レンガ造りのおしゃれな洋食屋さん。
まだ“Close”の札がかかったドアを、璃央は迷いなく開けて入っていく。

「店長、短期のバイト候補連れてきました」

璃央の後ろ姿を追いながら、早まる鼓動をどうにか落ち着けて中へ足を踏み入れる。

「初めまして!田嶋 優愛と申します!」

「おっ、元気いいね。まぁ2人とも座って」

“店長”と呼ばれた50代くらいの男性は、にこにこと人懐っこい笑みを浮かべ、
わたしたちを席に促した。

少し緊張がほぐれる。
優しそうな人で、ほんの少し安心した。

そのあとの人生初めての面接は、質問というよりほとんど世間話のようなもので、
拍子抜けするくらいあっさりとゴールデンウィーク期間限定の採用が決まった。

「今日はありがとうございました」

ドアが閉まり、カランカランとドアベルの音が鳴る。
その音を聞いた瞬間、張り詰めていた息がようやく漏れた。

「はぁ~緊張した」

「優しい人だから、そんな緊張することないって言ったのに」

璃央が少し笑いながらこちらを見る。

「だって初めての面接だし、緊張するよ」

璃央はいくつもバイトをやっているから、もう慣れたもんだろうけど。
店長さんとも自然に話していて、なんだかいつもより大人びて見えた。

「でも、なんで急にバイト?」

歩きながら尋ねてくる璃央に、「母の日」とだけ答える。

「母の日?」

「うん。ゴールデンウィーク終わったらあるでしょ?
せっかくバイトできるようになったし、今年は自分のお金でママに何かあげたいなと思って」

そう言うと、璃央は一瞬だけ何か考えるように目を伏せ、
すぐにいつもの笑顔でわたしの頭をわしゃわしゃと撫でてきた。

「優愛ちゃんは、いい子だね~」

「ちょっと、やめっ」

璃央の手を払いのけながら、ボサボサになった髪を手ぐしで直す。

「璃央は? 母の日、何もしないの?」

「・・・うん、しないよ」

なんか一瞬変な間があった気がしたけど、お構いなしにわたしは続けた。

「ちゃんと何かしないとダメだよ璃央。
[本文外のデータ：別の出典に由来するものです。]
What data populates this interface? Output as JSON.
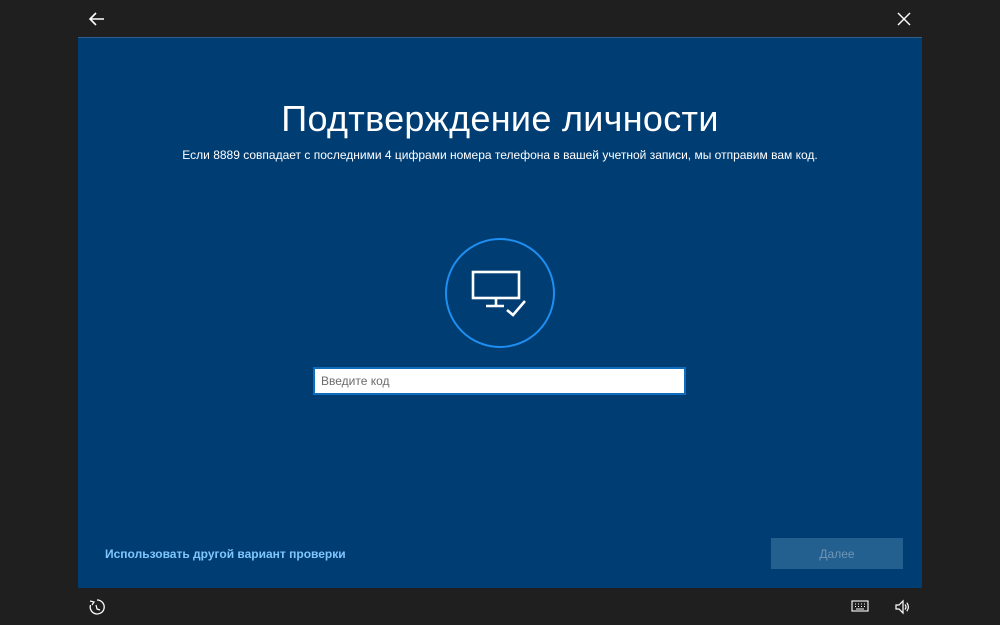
{
  "header": {
    "back_icon": "arrow-left-icon",
    "close_icon": "close-icon"
  },
  "main": {
    "title": "Подтверждение личности",
    "subtitle": "Если 8889 совпадает с последними 4 цифрами номера телефона в вашей учетной записи, мы отправим вам код.",
    "device_icon": "monitor-check-icon",
    "code_input": {
      "placeholder": "Введите код",
      "value": ""
    },
    "alt_link": "Использовать другой вариант проверки",
    "next_label": "Далее"
  },
  "footer": {
    "ease_icon": "ease-of-access-icon",
    "keyboard_icon": "keyboard-icon",
    "volume_icon": "volume-icon"
  },
  "colors": {
    "panel_bg": "#003d73",
    "accent": "#1e8ef0",
    "link": "#7fc6ff",
    "button_disabled_bg": "#24608f",
    "frame_bg": "#1f1f1f"
  }
}
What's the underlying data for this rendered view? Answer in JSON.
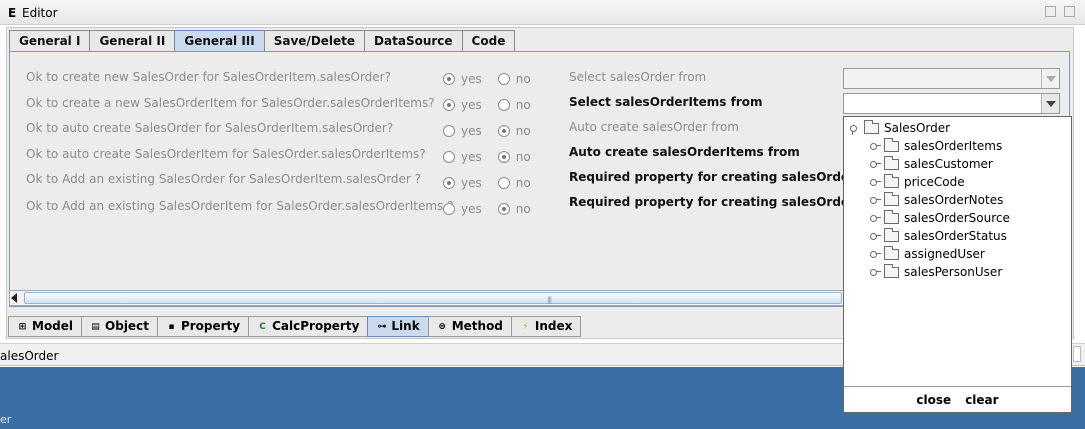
{
  "window": {
    "title_glyph": "E",
    "title": "Editor"
  },
  "top_tabs": [
    "General I",
    "General II",
    "General III",
    "Save/Delete",
    "DataSource",
    "Code"
  ],
  "questions": [
    {
      "text": "Ok to create new SalesOrder for SalesOrderItem.salesOrder?",
      "selected": "yes"
    },
    {
      "text": "Ok to create a new SalesOrderItem for SalesOrder.salesOrderItems?",
      "selected": "yes"
    },
    {
      "text": "Ok to auto create SalesOrder for SalesOrderItem.salesOrder?",
      "selected": "no"
    },
    {
      "text": "Ok to auto create SalesOrderItem for SalesOrder.salesOrderItems?",
      "selected": "no"
    },
    {
      "text": "Ok to Add an existing SalesOrder for SalesOrderItem.salesOrder ?",
      "selected": "yes"
    },
    {
      "text": "Ok to Add an existing SalesOrderItem for SalesOrder.salesOrderItems ?",
      "selected": "no"
    }
  ],
  "radio_labels": {
    "yes": "yes",
    "no": "no"
  },
  "right_labels": [
    {
      "text": "Select salesOrder from",
      "style": "dim"
    },
    {
      "text": "Select salesOrderItems from",
      "style": "bold"
    },
    {
      "text": "Auto create salesOrder from",
      "style": "dim"
    },
    {
      "text": "Auto create salesOrderItems from",
      "style": "bold"
    },
    {
      "text": "Required property for creating salesOrder",
      "style": "bold"
    },
    {
      "text": "Required property for creating salesOrderItems",
      "style": "bold"
    }
  ],
  "bottom_tabs": [
    {
      "label": "Model",
      "icon": "model-icon"
    },
    {
      "label": "Object",
      "icon": "object-icon"
    },
    {
      "label": "Property",
      "icon": "property-icon"
    },
    {
      "label": "CalcProperty",
      "icon": "calc-property-icon"
    },
    {
      "label": "Link",
      "icon": "link-icon"
    },
    {
      "label": "Method",
      "icon": "method-icon"
    },
    {
      "label": "Index",
      "icon": "index-icon"
    }
  ],
  "status": {
    "text": "alesOrder"
  },
  "desktop": {
    "text": "er"
  },
  "tree_popup": {
    "root": "SalesOrder",
    "children": [
      "salesOrderItems",
      "salesCustomer",
      "priceCode",
      "salesOrderNotes",
      "salesOrderSource",
      "salesOrderStatus",
      "assignedUser",
      "salesPersonUser"
    ],
    "close_label": "close",
    "clear_label": "clear"
  }
}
こんなイケメンに産んでもらってんだから」

「ははっ、お前、ほんと俺の顔好きな」

「うっ、そりゃ顔はね!逆に璃央の顔、嫌いな人そうそういないよ」

「いや、いるって。うちの母親とか」

「えっ?」

空気が一瞬、ぴたりと止まった。
でも、わたしが次の言葉を探すより早く、璃央は軽く笑って言った。

「な~んてな。確かに俺の顔嫌いな人そうそういないわ」

「調子に乗るな」

わざと冷たく返すと、璃央はまたいつものように楽しそうに笑った。
その笑顔を見て、わたしもほっと胸をなでおろした。

「てか、優愛。うちの店、結構大変だから覚悟しとけよ」

「大丈夫だって。任せて!」

なんて、この時のわたしはいったい何を根拠に言えたんだろう。